Issues like having to come in person and give in your fingerprints, medical and health checks and backgrounds.
There's also just the fact that the system had already been so backlogged. And so all of the challenges that we're now seeing caused by COVID-19 are impacted not just embassies and staff here in the U.S.,
but literally the entire world.
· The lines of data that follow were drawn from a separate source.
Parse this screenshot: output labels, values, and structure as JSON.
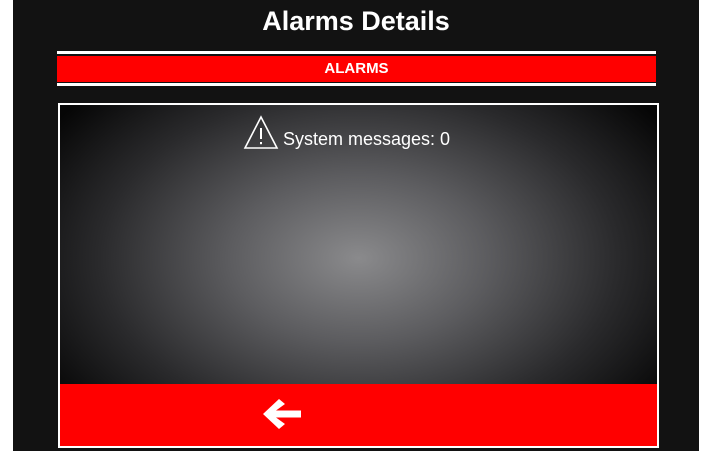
{
  "header": {
    "title": "Alarms Details"
  },
  "alarms_bar": {
    "label": "ALARMS"
  },
  "panel": {
    "system_messages_label": "System messages: 0",
    "warning_icon": "warning-triangle-icon"
  },
  "footer": {
    "back_icon": "arrow-left-icon"
  },
  "colors": {
    "accent_red": "#ff0000",
    "background": "#121212",
    "text": "#ffffff"
  }
}
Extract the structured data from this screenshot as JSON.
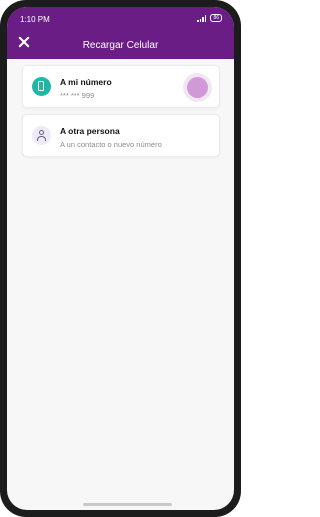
{
  "status_bar": {
    "time": "1:10 PM",
    "battery": "86"
  },
  "appbar": {
    "title": "Recargar Celular",
    "close_icon": "close-icon"
  },
  "options": [
    {
      "label": "A mi número",
      "subtitle": "*** *** 999",
      "icon": "phone-icon",
      "icon_color": "#1fb8a6"
    },
    {
      "label": "A otra persona",
      "subtitle": "A un contacto o nuevo número",
      "icon": "person-icon",
      "icon_color": "#eeeaf6"
    }
  ],
  "colors": {
    "brand": "#6a1d84",
    "accent_teal": "#1fb8a6",
    "ripple": "#cf9ad6"
  }
}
Dozens of immigration organizations have sent a letter
asking the Biden administration to address this backlog with more urgency. A State Department
official sent us an email acknowledging the
backlog and said the administration is working to speed up visa processing. Meanwhile, al-Mugunahi
has sued the Secretary of State and consular officials in Egypt for, he says, unlawfully
withholding his wife's visa. He now has three daughters who are 12, 10, and 3. They live with
their mother in Yemen. And sure, they're constantly on the phone,
they're on FaceTime several times a day,
but living as a scattered family all these years has been unbearable.
I can't focus.
It's making me really, you know, weak.
And I don't want to give up.
I want to get my voice heard.
Now that I know that my voice is just one of thousands
of people like me, this makes me even more sadder because I feel also what they feel,
because I'm going through it. That was Nasser Almuganahi and HuffPost reporter Roweda Abdel-Aziz.
It's Consider This from NPR. I'm Elsa Chang.